10:42 am on Aug 1, 2002 (gmt 0)

WebmasterWorld Senior Member 10+ Year Member



People with exact proofs of what Googlebot can and can't do tend not to publish them. There are plenty of reports of Google following strings that look like URIs in scripts (eg. [webmasterworld.com...] appearing somewhere in the code), but I can't remember anyone suggesting whether Google counts these as backlinks in the PageRank calculations.

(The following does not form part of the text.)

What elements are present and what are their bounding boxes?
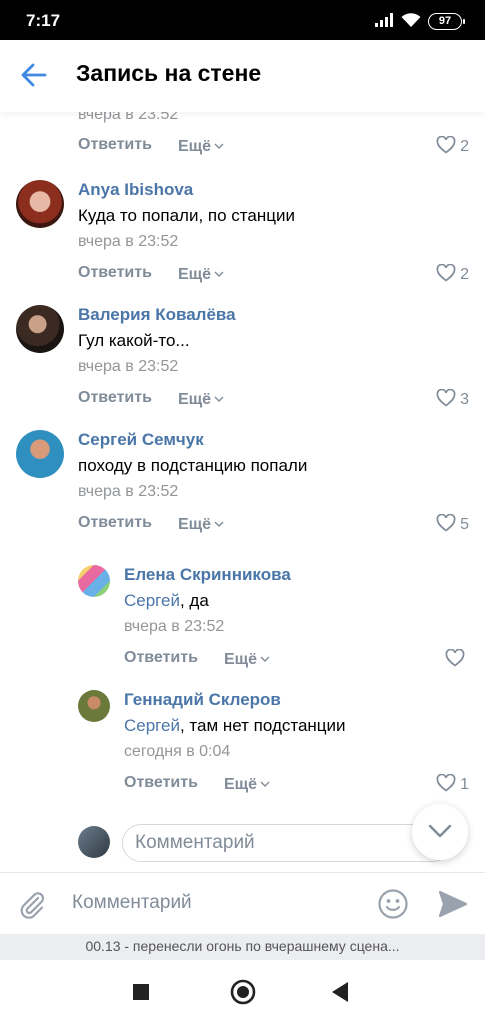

Googlebot can index pages with ? in the URL, and can follow links from such pages, but with less likelihood (the main factor seems to be PageRank).

I don't know what textmark links are.

> DO outbound links influence the linking page's PR?

No, unless you link to a 'bad neighbourhood' and pick up a rare penalty.

muesli

10:59 am on Aug 1, 2002 (gmt 0)

10+ Year Member



hi ciml,

thanks for the information. i'll try to research further on the issue, this is an interesting topic. will post results here.

>I don't know what textmark links are.

textmark links are links to text parts on the same page, in the format <a href="#paragraph2">, often used eg. in FAQ-pages.

>Googlebot can index pages with ? in the URL, and can follow links from such pages, but with less likelihood (the main factor seems to be PageRank).

it's hard for me to believe this. i agree (at least i consider it possible) that google uses PR to decide on how deep it crawls, but this must be true for dynamic and static URLs. a question mark in a URL doesn't say anything about the quality or relevance of the page.

dynamic pages bear the risk that the bot might get trapped in a loop. most search engines therefor avoid dynamic pages, google and some others to my knowlegde avoids getting trapped by simply not following any links on the dynamic page. this way all dynamic pages reachable by a static (looking) one get indexed, the others don't.

i'm quite confident that the decision on crawling depth is an independent issue, as a high PR wouldn't reduce the risk of getting trapped.